A tendência para acabar com o espaço da sala de aula tradicional, fazendo, por exemplo, rodar os alunos por salas onde se encontram alguns orientadores (professores?!) versados na arte da descoberta do conhecimento; a propensão para continuar a transformar a escola num parque de diversões e para converter definitivamente o docente num animador sociocultural; o risível e intolerável desejo de juntar, no 3.º ciclo do Ensino Básico, numa só disciplina, dois domínios do conhecimento tão específicos como a História e a Geografia (?!).

Todas estas tendências ou modernices das (propaladas) novas pedagogias apenas contribuirão para a promoção de um ensino onde imperam as folclóricas e mitológicas “competências” e escasseia aquilo que deveria ser, em bom rigor, o cerne da escola: a educação cívica e a instrução de conteúdos específicos das diversas ciências.

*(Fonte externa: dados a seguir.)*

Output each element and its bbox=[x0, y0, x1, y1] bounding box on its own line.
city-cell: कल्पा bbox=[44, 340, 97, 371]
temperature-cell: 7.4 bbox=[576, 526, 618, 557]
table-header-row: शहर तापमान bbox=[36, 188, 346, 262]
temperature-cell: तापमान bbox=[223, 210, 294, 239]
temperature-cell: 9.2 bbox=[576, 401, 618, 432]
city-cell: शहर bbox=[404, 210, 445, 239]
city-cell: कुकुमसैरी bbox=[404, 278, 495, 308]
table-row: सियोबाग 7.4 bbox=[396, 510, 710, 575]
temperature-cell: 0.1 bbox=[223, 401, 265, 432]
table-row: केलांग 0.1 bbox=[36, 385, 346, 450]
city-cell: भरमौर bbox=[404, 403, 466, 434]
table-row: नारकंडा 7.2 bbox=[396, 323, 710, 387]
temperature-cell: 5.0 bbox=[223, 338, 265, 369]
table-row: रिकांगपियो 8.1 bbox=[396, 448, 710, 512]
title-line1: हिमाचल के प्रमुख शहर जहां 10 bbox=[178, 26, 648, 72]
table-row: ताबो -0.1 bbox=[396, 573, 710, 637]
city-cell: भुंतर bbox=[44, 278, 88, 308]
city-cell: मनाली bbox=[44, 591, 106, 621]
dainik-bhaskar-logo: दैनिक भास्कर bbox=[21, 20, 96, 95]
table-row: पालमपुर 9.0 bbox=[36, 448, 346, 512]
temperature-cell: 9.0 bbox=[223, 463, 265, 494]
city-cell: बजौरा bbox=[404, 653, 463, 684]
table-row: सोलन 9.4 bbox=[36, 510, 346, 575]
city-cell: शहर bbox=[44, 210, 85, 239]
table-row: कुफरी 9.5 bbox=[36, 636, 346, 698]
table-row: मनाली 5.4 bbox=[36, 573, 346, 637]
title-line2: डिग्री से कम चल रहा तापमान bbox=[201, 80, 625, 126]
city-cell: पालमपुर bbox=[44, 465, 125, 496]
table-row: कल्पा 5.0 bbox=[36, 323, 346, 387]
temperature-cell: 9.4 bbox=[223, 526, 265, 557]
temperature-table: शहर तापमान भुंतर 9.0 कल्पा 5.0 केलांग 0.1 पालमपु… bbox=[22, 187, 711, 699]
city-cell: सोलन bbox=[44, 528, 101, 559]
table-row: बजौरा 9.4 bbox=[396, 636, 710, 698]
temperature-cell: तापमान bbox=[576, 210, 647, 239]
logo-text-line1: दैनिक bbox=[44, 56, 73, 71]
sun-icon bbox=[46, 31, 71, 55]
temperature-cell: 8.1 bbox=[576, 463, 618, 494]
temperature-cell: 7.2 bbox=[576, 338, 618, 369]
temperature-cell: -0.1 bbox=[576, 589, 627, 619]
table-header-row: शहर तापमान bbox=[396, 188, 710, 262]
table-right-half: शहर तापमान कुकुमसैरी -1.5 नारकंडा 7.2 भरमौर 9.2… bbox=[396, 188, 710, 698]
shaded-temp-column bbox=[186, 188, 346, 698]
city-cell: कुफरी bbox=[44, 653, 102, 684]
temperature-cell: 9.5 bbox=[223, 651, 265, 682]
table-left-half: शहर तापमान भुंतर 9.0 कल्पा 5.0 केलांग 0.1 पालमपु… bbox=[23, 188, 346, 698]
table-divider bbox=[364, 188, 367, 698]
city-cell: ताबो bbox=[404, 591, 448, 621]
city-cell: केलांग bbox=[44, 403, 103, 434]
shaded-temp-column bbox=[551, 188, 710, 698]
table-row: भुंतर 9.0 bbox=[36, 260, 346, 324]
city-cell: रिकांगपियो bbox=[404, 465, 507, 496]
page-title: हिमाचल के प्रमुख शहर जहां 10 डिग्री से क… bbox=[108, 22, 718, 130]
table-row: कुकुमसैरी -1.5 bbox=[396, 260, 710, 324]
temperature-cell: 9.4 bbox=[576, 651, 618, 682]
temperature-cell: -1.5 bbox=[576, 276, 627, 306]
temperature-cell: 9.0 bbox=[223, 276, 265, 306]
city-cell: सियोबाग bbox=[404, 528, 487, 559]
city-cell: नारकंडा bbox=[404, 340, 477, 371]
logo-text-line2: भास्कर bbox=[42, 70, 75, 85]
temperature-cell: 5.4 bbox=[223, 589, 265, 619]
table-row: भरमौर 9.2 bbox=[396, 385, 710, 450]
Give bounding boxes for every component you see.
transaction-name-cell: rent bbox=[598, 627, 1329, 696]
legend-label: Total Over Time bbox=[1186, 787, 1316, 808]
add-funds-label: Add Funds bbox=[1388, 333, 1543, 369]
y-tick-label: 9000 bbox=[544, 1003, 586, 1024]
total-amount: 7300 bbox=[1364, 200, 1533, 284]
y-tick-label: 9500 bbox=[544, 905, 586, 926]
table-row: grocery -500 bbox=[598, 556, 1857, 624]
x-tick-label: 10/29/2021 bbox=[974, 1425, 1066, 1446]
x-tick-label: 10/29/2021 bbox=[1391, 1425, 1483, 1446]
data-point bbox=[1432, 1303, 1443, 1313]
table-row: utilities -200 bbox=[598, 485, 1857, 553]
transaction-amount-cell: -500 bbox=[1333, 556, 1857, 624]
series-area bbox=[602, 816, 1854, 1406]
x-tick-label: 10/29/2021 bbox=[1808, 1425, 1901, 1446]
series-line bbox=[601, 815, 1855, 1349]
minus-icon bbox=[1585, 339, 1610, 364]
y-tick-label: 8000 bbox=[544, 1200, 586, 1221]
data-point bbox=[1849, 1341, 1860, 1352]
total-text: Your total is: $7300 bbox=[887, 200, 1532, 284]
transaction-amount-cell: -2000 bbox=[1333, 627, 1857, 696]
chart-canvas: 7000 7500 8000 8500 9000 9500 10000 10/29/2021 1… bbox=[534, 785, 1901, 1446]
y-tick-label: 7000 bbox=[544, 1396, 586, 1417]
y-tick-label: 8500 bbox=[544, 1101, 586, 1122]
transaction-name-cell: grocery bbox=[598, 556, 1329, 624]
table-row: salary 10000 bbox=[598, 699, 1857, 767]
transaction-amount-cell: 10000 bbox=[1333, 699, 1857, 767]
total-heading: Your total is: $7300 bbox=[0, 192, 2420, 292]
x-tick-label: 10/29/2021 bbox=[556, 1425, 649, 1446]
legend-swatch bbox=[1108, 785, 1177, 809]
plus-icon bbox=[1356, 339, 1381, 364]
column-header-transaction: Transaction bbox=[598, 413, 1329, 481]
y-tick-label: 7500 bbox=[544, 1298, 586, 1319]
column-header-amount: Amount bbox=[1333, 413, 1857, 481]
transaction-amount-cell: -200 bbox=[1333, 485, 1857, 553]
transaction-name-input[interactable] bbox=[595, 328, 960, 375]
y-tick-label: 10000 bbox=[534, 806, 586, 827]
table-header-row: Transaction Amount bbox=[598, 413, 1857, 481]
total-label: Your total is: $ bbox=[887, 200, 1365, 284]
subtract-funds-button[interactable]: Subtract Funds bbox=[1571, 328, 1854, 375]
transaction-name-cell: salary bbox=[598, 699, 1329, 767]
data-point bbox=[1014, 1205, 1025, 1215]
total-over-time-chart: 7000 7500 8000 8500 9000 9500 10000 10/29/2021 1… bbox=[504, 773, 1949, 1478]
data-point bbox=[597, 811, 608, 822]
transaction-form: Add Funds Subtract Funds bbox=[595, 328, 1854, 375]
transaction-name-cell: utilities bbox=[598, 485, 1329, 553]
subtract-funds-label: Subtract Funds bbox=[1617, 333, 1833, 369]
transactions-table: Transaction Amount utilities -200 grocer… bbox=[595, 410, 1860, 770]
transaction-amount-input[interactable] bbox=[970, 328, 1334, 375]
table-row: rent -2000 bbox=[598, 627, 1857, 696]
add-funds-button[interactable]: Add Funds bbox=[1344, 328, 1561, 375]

Tantos anos depois, parece que já subimos tanto no poço e, no entanto, a vitória da aparência sobre a essência, do vazio da forma sobre a densidade do conteúdo continuam ainda a ser uma marca incontornável dos nossos tempos. Mais importante do que ser, é parecer. Ontem, como hoje, a filosofia continua a ser derrotada pelos sofismas, as ideias são relativizadas em função dos interesses de quem as instrumentaliza e os melhores são frequentemente ultrapassados pelos arrivistas que construíram esta sociedade do espectáculo em que vivemos.

Basta olhar para a educação, a justiça ou para o nosso próprio quotidiano para atestar estes factos. Do ponto de vista civilizacional, quase que apetece dizer que, ao longo destes milénios, o corpo do texto manteve-se quase intacto, apenas acrescentámos algumas notas de rodapé. Aristófanes, há cerca de 2400 anos e pelos motivos já invocados anteriormente, condensou essa vã superficialidade da retórica num nome: Sócrates.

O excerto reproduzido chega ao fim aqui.